Content: (please note that content portions of a review may contain spoilers)
As the war between Japan and Korea heats up in Southeast Asia, the Oh family deals with more personal issues. Uhmji Chae finds herself between the police colleague who is protecting her from the institutionalized discrimination directed at all people of Korean descent, and Hae-Sung Oh, the younger brother of the man she once loved, and a wanted murderer. Yusung Oh is struggling with his job and his Japanese wife. Ri Hae Oh finds herself having to deal with admitting she's Korean to her Japanese boyfriend, the first nice guy she's ever dated. Life-changing decisions are made in the face of the Japanese government's decision to first brand everyone of Korean descent with a large "K" button they are forced to wear, and then finally rounding all Koreans up and forcing them into detention camps. Meanwhile, the war seems to be going surprisingly well for the Koreans, but the Korean president knows it's only a matter of time before Japan starts to take charge. A final full-scale battle is decided on while they have the advantage.

Comments
As a political thriller and military war story, Nambul is beginning to walk on shaky ground.
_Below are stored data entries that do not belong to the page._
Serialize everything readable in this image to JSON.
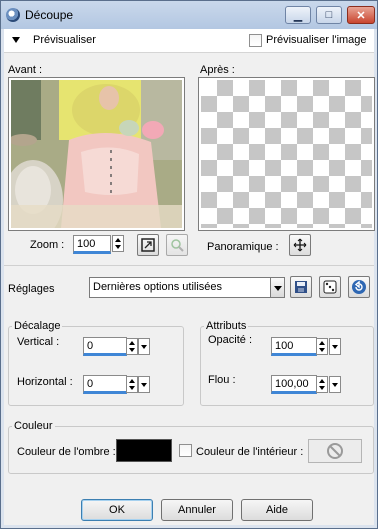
{
  "window": {
    "title": "Découpe"
  },
  "titlebar": {
    "minimize_glyph": "▁",
    "maximize_glyph": "□",
    "close_glyph": "✕"
  },
  "preview": {
    "toggle_label": "Prévisualiser",
    "image_preview_label": "Prévisualiser l'image",
    "image_preview_checked": false
  },
  "panels": {
    "before_label": "Avant :",
    "after_label": "Après :"
  },
  "zoom": {
    "label": "Zoom :",
    "value": "100",
    "pan_label": "Panoramique :"
  },
  "presets": {
    "label": "Réglages",
    "selected": "Dernières options utilisées"
  },
  "offset_group": {
    "title": "Décalage",
    "vertical_label": "Vertical :",
    "vertical_value": "0",
    "horizontal_label": "Horizontal :",
    "horizontal_value": "0"
  },
  "attributes_group": {
    "title": "Attributs",
    "opacity_label": "Opacité :",
    "opacity_value": "100",
    "blur_label": "Flou :",
    "blur_value": "100,00"
  },
  "color_group": {
    "title": "Couleur",
    "shadow_label": "Couleur de l'ombre :",
    "shadow_color": "#000000",
    "inside_label": "Couleur de l'intérieur :",
    "inside_checked": false
  },
  "buttons": {
    "ok": "OK",
    "cancel": "Annuler",
    "help": "Aide"
  },
  "colors": {
    "accent": "#3f86d6",
    "titlebar": "#c1d2e8",
    "close": "#c9452f"
  }
}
The author is demonizing the Japanese by this point, making them do everything exactly as Nazi Germany did 60 years earlier (at the time of its original publication.) The family drama works very well, but the rest reads false. It's difficult to believe that Japan would repeat the same mistakes of Nazi Germany right down to making Koreans wear an identifying brand. Despite Japan's economic power, it's hard to believe the rest of the world wouldn't get involved in the war or become outraged at the idea of concentration camps. The author admitted in the first volumes that this story was a way for him to work out the anger he felt at both Japanese disdain for Korea, and Korean complacency with the situation. Unfortunately, while this may all be very cathartic for Se Lee, it is beginning to lose any connection with a believable reality at this point.